It's time to say thank you and goodbye to the Sacramento Sports Commission.
Over nearly a quarter-century, it has brought some big-time events to the region. But its finances are a mess and it has no realistic path to repay the $400,000 to the city and $150,000 to Sacramento County that it borrowed to host the World Masters Athletics Championships in July 2011.
This evening, the City Council should approve a plan to reassign the commission's duties to the Sacramento Convention & Visitors Bureau. The bureau is already doing some work in sports and its finances are much more stable. Bureaus in many other cities successfully handle sports marketing and event management. This shift is the only way for taxpayers to get their money back.
The death knell for the commission came in an audit, received by council members in September, of the nonprofit foundation formed by the commission to administer the events it recruits. City Auditor Jorge Oseguera found that the foundation had diverted some of the city money for other expenses, that it had run deficits for the past five years and that it had more than $1 million in liabilities, not counting the loans.

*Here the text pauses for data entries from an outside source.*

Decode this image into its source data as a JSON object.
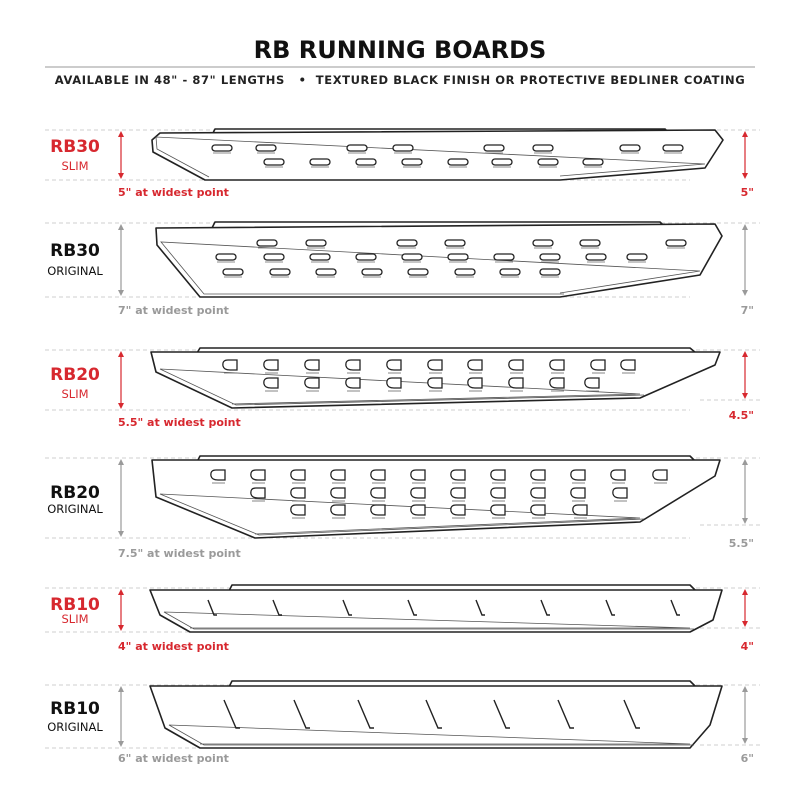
{
  "header": {
    "title": "RB RUNNING BOARDS",
    "subtitle": "AVAILABLE IN 48\" - 87\" LENGTHS   •  TEXTURED BLACK FINISH OR PROTECTIVE BEDLINER COATING"
  },
  "colors": {
    "accent_red": "#d7282f",
    "gray": "#9a9a9a",
    "black": "#111111"
  },
  "boards": [
    {
      "model": "RB30",
      "variant": "SLIM",
      "caption": "5\" at widest point",
      "right_dim": "5\"",
      "style": "red"
    },
    {
      "model": "RB30",
      "variant": "ORIGINAL",
      "caption": "7\" at widest point",
      "right_dim": "7\"",
      "style": "gray"
    },
    {
      "model": "RB20",
      "variant": "SLIM",
      "caption": "5.5\" at widest point",
      "right_dim": "4.5\"",
      "style": "red"
    },
    {
      "model": "RB20",
      "variant": "ORIGINAL",
      "caption": "7.5\" at widest point",
      "right_dim": "5.5\"",
      "style": "gray"
    },
    {
      "model": "RB10",
      "variant": "SLIM",
      "caption": "4\" at widest point",
      "right_dim": "4\"",
      "style": "red"
    },
    {
      "model": "RB10",
      "variant": "ORIGINAL",
      "caption": "6\" at widest point",
      "right_dim": "6\"",
      "style": "gray"
    }
  ]
}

Under the plan proposed by a task force of city and county officials and endorsed by City Manager John Shirey, the city would sign a 10-year contract with the Convention & Visitors Bureau, which would get $141,600 a year, collected from hotel room taxes, that now goes to the sports commission. In return, the visitors bureau would reimburse the $400,000 owed to the city by May 1, 2017.
There would be another important benefit for the public. The visitors bureau's books on sports marketing would be more transparent; it would have to report to the city how it spent the money, unlike the sports commission.
Sacramento County supervisors are to sign off in January on the plan, which is supported by sports commission Executive Director John McCasey.
It's unfortunate that the final chapters in the commission's history will apparently be its failure to repay the loans and its failure to make it past the first round of consideration to host the NCAA men's basketball tournament in 2014 or 2015.
Yet, its earlier accomplishments shouldn't be forgotten: the Olympic track and field trials, the Amgen bike tour and several college championships a total of nearly 50 events since 1995 with an estimated economic impact of nearly $70 million.
Sacramento is still a sports city that ought to continue hosting major events. But that ambition has to be cultivated in a way that protects taxpayers and gets the most return on their investment.